The study, published in Alcoholism: Clinical & Experimental Research, asked college boys and girls to describe how they feel after they've had some alcohol to drink. They found that men tend to exaggerate how drunk they are, while women tended to use more moderate terms like "tipsy" or "buzzed" to women, even when they were heavily intoxicated. Men used terms like "hammered," "trashed" or "wasted."
"Drinkers use a complex set of physical and cognitive indicators to estimate intoxication," said Ash Levitt, a research scientist at the Research Institute on Addictions at the University at Buffalo, SUNY.
"In order to quickly and easily communicate various levels of intoxication, drinkers distill these indicators down into distinct sets of natural language terms for intoxication, such as 'tipsy' or 'wasted.' Understanding this language is important as these terms reflect levels of intoxication as well as whether individuals are accurately estimating intoxication levels when they use these terms."
In a study conducted in 2007, scientists surveyed 145 undergrads at a Midwestern university, asking them to apply drunken descriptors to a range of fictional vignettes featuring men or women.
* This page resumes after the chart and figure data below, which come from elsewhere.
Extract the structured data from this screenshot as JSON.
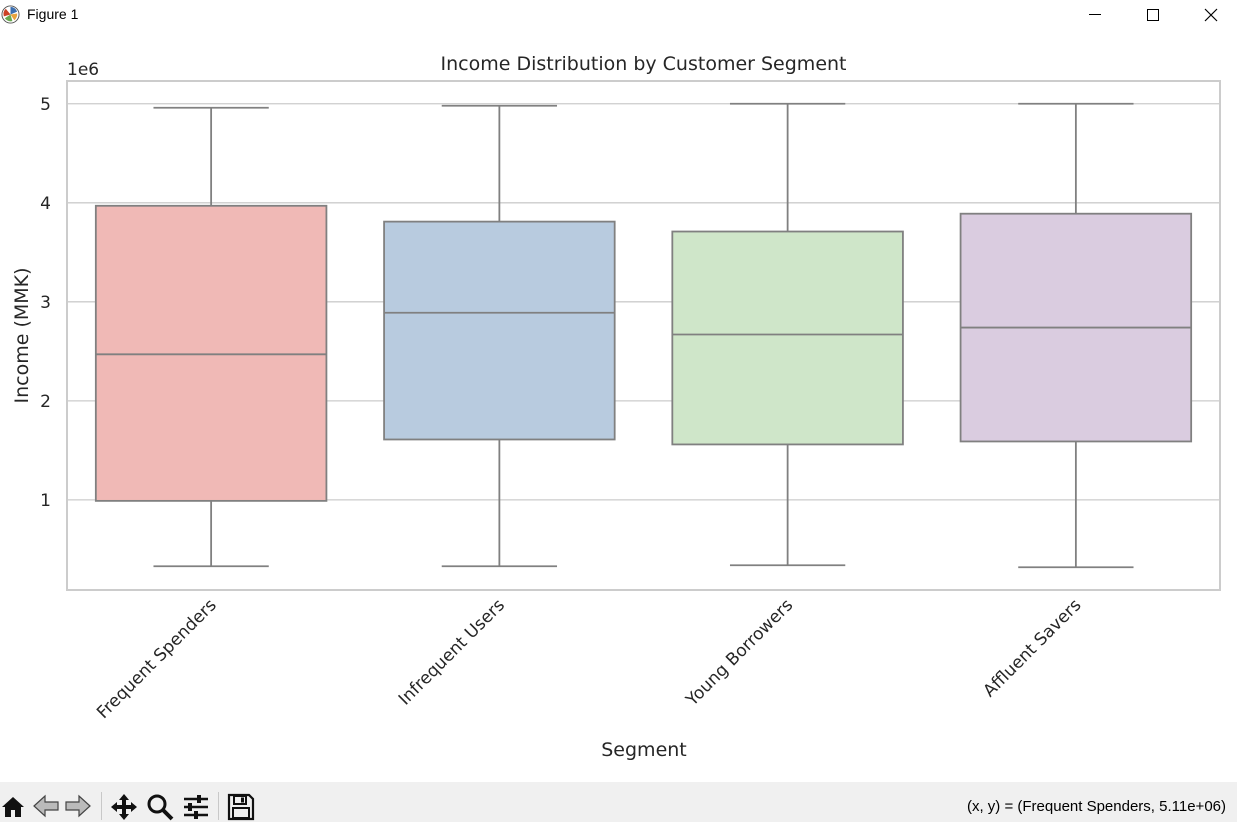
{
  "window": {
    "title": "Figure 1"
  },
  "toolbar": {
    "items": [
      "home-icon",
      "back-arrow-icon",
      "forward-arrow-icon",
      "pan-icon",
      "zoom-icon",
      "configure-subplots-icon",
      "save-icon"
    ],
    "coords_readout": "(x, y) = (Frequent Spenders, 5.11e+06)"
  },
  "chart_data": {
    "type": "box",
    "title": "Income Distribution by Customer Segment",
    "xlabel": "Segment",
    "ylabel": "Income (MMK)",
    "y_offset_label": "1e6",
    "ylim": [
      90000,
      5230000
    ],
    "yticks": [
      1000000,
      2000000,
      3000000,
      4000000,
      5000000
    ],
    "ytick_labels": [
      "1",
      "2",
      "3",
      "4",
      "5"
    ],
    "grid": "horizontal",
    "categories": [
      "Frequent Spenders",
      "Infrequent Users",
      "Young Borrowers",
      "Affluent Savers"
    ],
    "boxes": [
      {
        "category": "Frequent Spenders",
        "whisker_low": 330000,
        "q1": 990000,
        "median": 2470000,
        "q3": 3970000,
        "whisker_high": 4960000,
        "color": "#f0b9b6"
      },
      {
        "category": "Infrequent Users",
        "whisker_low": 330000,
        "q1": 1610000,
        "median": 2890000,
        "q3": 3810000,
        "whisker_high": 4980000,
        "color": "#b8cbdf"
      },
      {
        "category": "Young Borrowers",
        "whisker_low": 340000,
        "q1": 1560000,
        "median": 2670000,
        "q3": 3710000,
        "whisker_high": 5000000,
        "color": "#cfe6c9"
      },
      {
        "category": "Affluent Savers",
        "whisker_low": 320000,
        "q1": 1590000,
        "median": 2740000,
        "q3": 3890000,
        "whisker_high": 5000000,
        "color": "#dacce0"
      }
    ],
    "colors": {
      "box_edge": "#808080",
      "grid": "#cccccc",
      "frame": "#cccccc",
      "text": "#262626"
    }
  }
}
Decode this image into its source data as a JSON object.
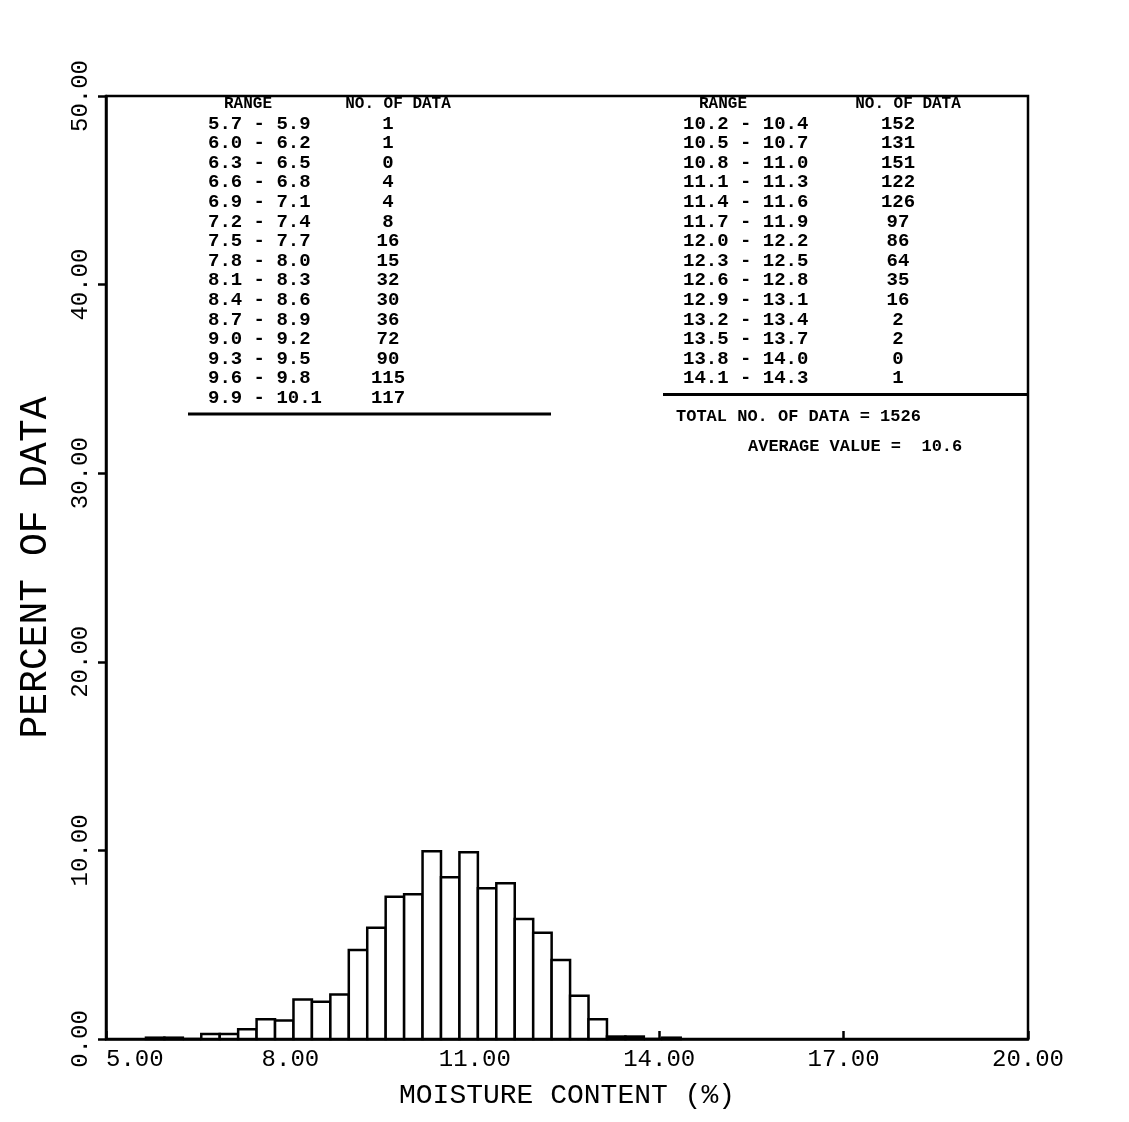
{
  "chart_data": {
    "type": "histogram",
    "xlabel": "MOISTURE CONTENT (%)",
    "ylabel": "PERCENT OF DATA",
    "bins": [
      5.65,
      5.95,
      6.25,
      6.55,
      6.85,
      7.15,
      7.45,
      7.75,
      8.05,
      8.35,
      8.65,
      8.95,
      9.25,
      9.55,
      9.85,
      10.15,
      10.45,
      10.75,
      11.05,
      11.35,
      11.65,
      11.95,
      12.25,
      12.55,
      12.85,
      13.15,
      13.45,
      13.75,
      14.05,
      14.35
    ],
    "values": [
      0.07,
      0.07,
      0,
      0.26,
      0.26,
      0.52,
      1.05,
      0.98,
      2.1,
      1.97,
      2.36,
      4.72,
      5.9,
      7.54,
      7.67,
      9.96,
      8.58,
      9.9,
      7.99,
      8.26,
      6.36,
      5.64,
      4.19,
      2.29,
      1.05,
      0.13,
      0.13,
      0,
      0.07
    ],
    "color": "#ffffff",
    "xlim": [
      5,
      20
    ],
    "xticks": [
      {
        "value": 5,
        "label": "5.00"
      },
      {
        "value": 8,
        "label": "8.00"
      },
      {
        "value": 11,
        "label": "11.00"
      },
      {
        "value": 14,
        "label": "14.00"
      },
      {
        "value": 17,
        "label": "17.00"
      },
      {
        "value": 20,
        "label": "20.00"
      }
    ],
    "ylim": [
      0,
      50
    ],
    "yticks": [
      {
        "value": 0,
        "label": "0.00"
      },
      {
        "value": 10,
        "label": "10.00"
      },
      {
        "value": 20,
        "label": "20.00"
      },
      {
        "value": 30,
        "label": "30.00"
      },
      {
        "value": 40,
        "label": "40.00"
      },
      {
        "value": 50,
        "label": "50.00"
      }
    ],
    "grid": false,
    "annotations": [
      "RANGE",
      "NO. OF DATA",
      "5.7 - 5.9",
      "1",
      "6.0 - 6.2",
      "1",
      "6.3 - 6.5",
      "0",
      "6.6 - 6.8",
      "4",
      "6.9 - 7.1",
      "4",
      "7.2 - 7.4",
      "8",
      "7.5 - 7.7",
      "16",
      "7.8 - 8.0",
      "15",
      "8.1 - 8.3",
      "32",
      "8.4 - 8.6",
      "30",
      "8.7 - 8.9",
      "36",
      "9.0 - 9.2",
      "72",
      "9.3 - 9.5",
      "90",
      "9.6 - 9.8",
      "115",
      "9.9 - 10.1",
      "117",
      "RANGE",
      "NO. OF DATA",
      "10.2 - 10.4",
      "152",
      "10.5 - 10.7",
      "131",
      "10.8 - 11.0",
      "151",
      "11.1 - 11.3",
      "122",
      "11.4 - 11.6",
      "126",
      "11.7 - 11.9",
      "97",
      "12.0 - 12.2",
      "86",
      "12.3 - 12.5",
      "64",
      "12.6 - 12.8",
      "35",
      "12.9 - 13.1",
      "16",
      "13.2 - 13.4",
      "2",
      "13.5 - 13.7",
      "2",
      "13.8 - 14.0",
      "0",
      "14.1 - 14.3",
      "1",
      "TOTAL NO. OF DATA = 1526",
      "AVERAGE VALUE =  10.6"
    ]
  }
}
Saying that one is feeling "tipsy" when they are in fact, very drunk, isn't just semantics, according to study co-author Ash Levitt, a research scientist at the Research Institute on Addictions at University of Buffalo, SUNY.
"One potential real-world implication that this research suggests is that women may be at increased risk for alcohol-related consequences such as drunk driving if they or their friends underestimate how intoxicated they are ... when, in fact, they are heavily intoxicated and heavy terms would be more accurate," he said in a statement.